Stanley Fish, author, university professor, "public intellectual," is a prodigious, original, unorthodox thinker.  Even when one disagrees with him, his arguments are honorably and thoughtfully propounded as he unleashes his chicken upon your egg. Stanley Fish Is Right on Academic Freedom

Stanley Fish, author, university professor, "public intellectual," is a prodigious, original, unorthodox thinker.  Even when one disagrees with him, his arguments are honorably and thoughtfully propounded as he unleashes his chicken upon your egg.

In a July 23 New York Times Op-ed, Fish takes an intellectual straight razor to warring concepts of academic freedom.  Springing from the case of Kevin Barrett, a 9-11 conspiracy theorist who lectures at the University of Wisconsin at Madison, Fish labels argument over content, the ideas espoused, as the wrong battlefield of academic freedom.

"Both sides get it wrong," he writes.  "The problem is that each assumes that academic freedom is about protecting the content of a professor's speech; one side thinks that no content should be ruled out in advance; while the other would draw the line at propositions (like the denial of the Holocaust or the flatness of the world) considered by almost everyone to be crazy or dangerous.
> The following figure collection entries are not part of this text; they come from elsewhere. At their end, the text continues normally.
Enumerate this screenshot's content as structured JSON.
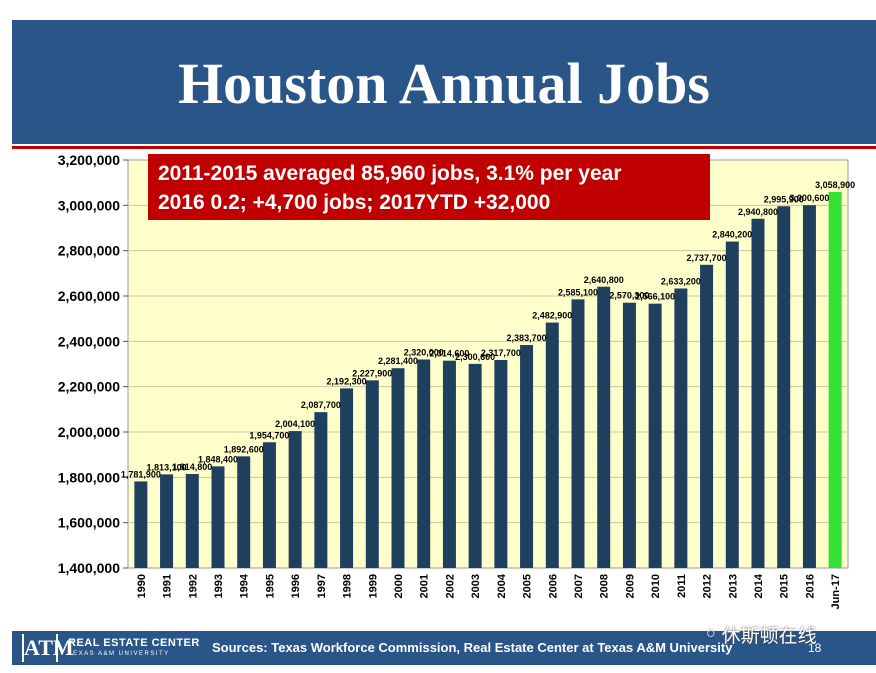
{
  "slide": {
    "title": "Houston Annual Jobs",
    "callout_line1": "2011-2015 averaged 85,960 jobs, 3.1% per year",
    "callout_line2": "2016 0.2; +4,700 jobs; 2017YTD +32,000",
    "footer_org": "REAL ESTATE CENTER",
    "footer_org_sub": "TEXAS A&M UNIVERSITY",
    "footer_sources": "Sources: Texas Workforce Commission, Real Estate Center at Texas A&M University",
    "page_number": "18",
    "logo_text": "ATM",
    "watermark_text": "休斯顿在线",
    "watermark_icon": "wechat-icon",
    "colors": {
      "title_band": "#2a5589",
      "accent_red": "#c00000",
      "bar": "#1f3f5f",
      "bar_highlight": "#33e033",
      "plot_bg": "#ffffcc"
    }
  },
  "chart_data": {
    "type": "bar",
    "title": "Houston Annual Jobs",
    "xlabel": "",
    "ylabel": "",
    "ylim": [
      1400000,
      3200000
    ],
    "y_ticks": [
      1400000,
      1600000,
      1800000,
      2000000,
      2200000,
      2400000,
      2600000,
      2800000,
      3000000,
      3200000
    ],
    "y_tick_labels": [
      "1,400,000",
      "1,600,000",
      "1,800,000",
      "2,000,000",
      "2,200,000",
      "2,400,000",
      "2,600,000",
      "2,800,000",
      "3,000,000",
      "3,200,000"
    ],
    "grid": "horizontal",
    "categories": [
      "1990",
      "1991",
      "1992",
      "1993",
      "1994",
      "1995",
      "1996",
      "1997",
      "1998",
      "1999",
      "2000",
      "2001",
      "2002",
      "2003",
      "2004",
      "2005",
      "2006",
      "2007",
      "2008",
      "2009",
      "2010",
      "2011",
      "2012",
      "2013",
      "2014",
      "2015",
      "2016",
      "Jun-17"
    ],
    "values": [
      1781900,
      1813100,
      1814800,
      1848400,
      1892600,
      1954700,
      2004100,
      2087700,
      2192300,
      2227900,
      2281400,
      2320000,
      2314600,
      2300600,
      2317700,
      2383700,
      2482900,
      2585100,
      2640800,
      2570300,
      2566100,
      2633200,
      2737700,
      2840200,
      2940800,
      2995900,
      3000600,
      3058900
    ],
    "data_labels": [
      "1,781,900",
      "1,813,100",
      "1,814,800",
      "1,848,400",
      "1,892,600",
      "1,954,700",
      "2,004,100",
      "2,087,700",
      "2,192,300",
      "2,227,900",
      "2,281,400",
      "2,320,000",
      "2,314,600",
      "2,300,600",
      "2,317,700",
      "2,383,700",
      "2,482,900",
      "2,585,100",
      "2,640,800",
      "2,570,300",
      "2,566,100",
      "2,633,200",
      "2,737,700",
      "2,840,200",
      "2,940,800",
      "2,995,900",
      "3,000,600",
      "3,058,900"
    ],
    "highlight_index": 27
  }
}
"But in fact, academic freedom has nothing to do with content....Rather, academic freedom is the freedom of academics to study anything they like; the freedom, that is, to subject any body of material, however unpromising it might seem, to academic interrogation and analysis....

"Any idea can be brought into the classroom if the point is to inquire into its structure, history, influence and so forth.  But no idea belongs in the classroom if the point of introducing it is to recruit your students for the political agenda it may be thought to imply...."

In other words, study and teach astrology if you will, "not to profess astrology and recommend it as the basis of decision-making...but to teach the history of its very long career."

Study, learn, teach.  Any subject, no matter how offbeat or mundane, is fair game for academic research, scholarly protocols, classroom introduction.  No subject should be available for classroom "indoctrination."  For that, there is the public square, no less available to academics (excepting Lawrence Summers, late of Harvard) than to the rest of us.

Fish's short brief should be influential.  It won't be, because academia is thoroughly invested in content.  Ward Churchill, the focus of the most prominent current battle (misconstrued as it is) over "academic freedom," was hired by the University of Colorado because he was provocative, not for his "scholarship."  And he's the tip of the iceberg.

Just imagine, though, how refreshing it would be for graduates to actually emerge from universities with rigorous grounding in academic disciplines, thus capable of discerning facts, making rational, informed life judgments, even determining their own "partisan political ideals" without having been indoctrinated other than in the ability to think for themselves.